Peut-être est-ce là qu’est née la double ambigüité du détournement, quant à son statut artistique et quant à son efficace politique. Clémentine Mélois, artiste IRL férue de formes détournées, voit les réseaux comme un mode de diffusion artistique parmi plusieurs. « Le choix de me tourner vers des œuvres multiples, largement diffusables, dans une volonté utopiste de démocratisation, est pour moi une façon de faire politiquement de l’art. J’ai naïvement créé une page Facebook pour poster des images en 2013, en me disant qu’il s’agissait d’un mode de diffusion démocratique. Ce que je n’avais pas imaginé, c’est l’écho que cela pourrait effectivement avoir. » Si elle réfute l’idée que cette forme de diffusion puisse influencer sa création, Mélois l’a cependant intégrée parmi d’autres formes de monstration avec la série Cent titres, détournements de classiques de la littérature (Maudit Bic de Melville ou Cinquante nuances de Dorian Gray d’Oscar Wilde), créés en poches véritables et exposés comme tels en musées ou galeries, mais aussi photographiés en selfies, pour diffusion libre sur les réseaux, et recueillis en livre édité chez Grasset. « Les trois modes de monstration étaient ainsi représentés : gratuité de la diffusion sur les réseaux, livre à grand tirage en librairie, œuvre d’art en galerie. » Dans son travail, la question du statut de l’œuvre est régulièrement interrogée, dans une superposition de références, à l’instar de son récent roman photo détourné, Les six fonctions du langage, jeu sur les théories linguistiques autant que détournement potache (on y croise notamment Barthes en lourdingue à pull sans manche, voulant absolument exposer la crise du langage à des femmes brushées des sixties).

 

Mi œuvre, mi blague, mi anonyme mi célèbre, s’adressant à l’époque et jouant sur l’absurde, le détournement en version dématérialisée continue d’une certaine façon à former des écoles, des courants. Yann Girard et Emile Bertier, auteurs des Bandes détournées, série de BD détournées sur les thèmes du chômage intergalactique ou du grand effondrement (avec chute du cours du tiramisu et pénurie d’eau chaude) présentées en ligne, éditées par financement participatif, ont ainsi décidé d’éditer Un faux Graphiste, devenu ami. Ils font une différence de diffusion quant au propos politique. « On choisit ce qu’on sort sur Internet parce que tout n’y va pas. On a une écriture politique, on lit Lordon, Graeber, on travaille sur ce vocabulaire, et en même temps on est aussi sur la lignée de Mozinor, de la déconnade. Internet a une temporalité fatigante, qui oblige à courir, donc on passe en papier pour traiter nos sujets en profondeur et ne pas s’arrêter à la petite blague ».

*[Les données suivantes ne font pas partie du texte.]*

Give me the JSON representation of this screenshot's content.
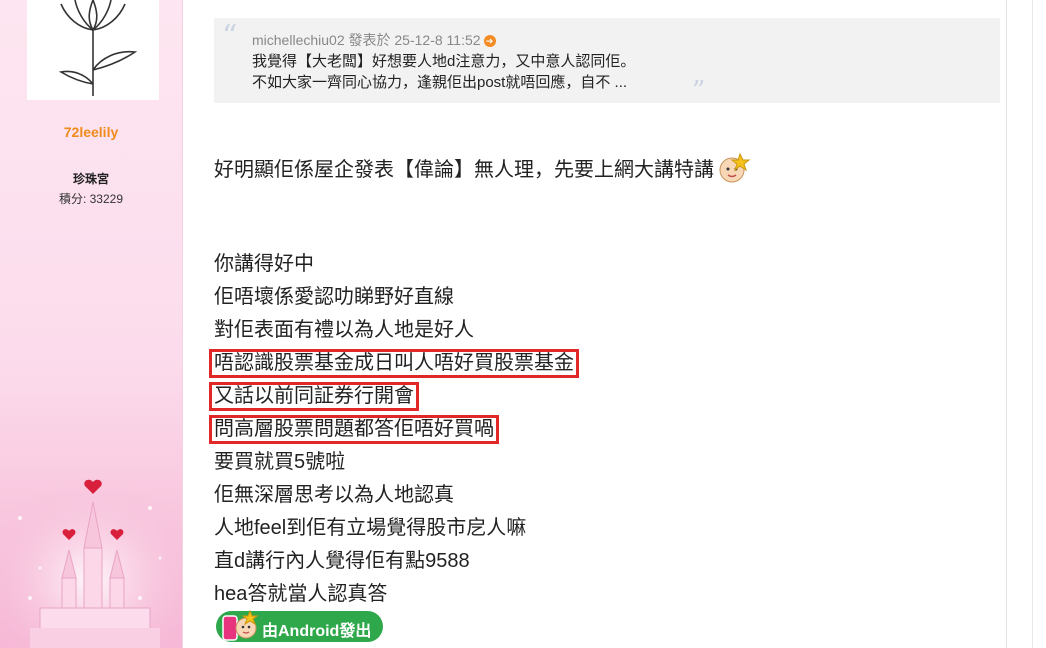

Chez Maxime Morin, on croise Pascal ou Baudrillard, chez Manzoni, Molière et Cioran. À lire les mèmes à la suite, chez tous les auteurs, on retrouve des couleurs idéologiques, des affinités qu’ils ne revendiquent pas. Peut-être parce qu’on ne peut jamais tout à fait « considérer l’humour comme quelque chose d’absolu qui peut se passer de contexte idéologique », comme le regrette doucement Un Faux Graphiste. Et de là, continue Maxime Morin, « le véritable engagement serait, en essayant modestement, de faire apparaître les choses telles qu’elles sont, de provoquer un rire qui soit l’expression d’une crise d’angoisse. » Un sacré programme artistique.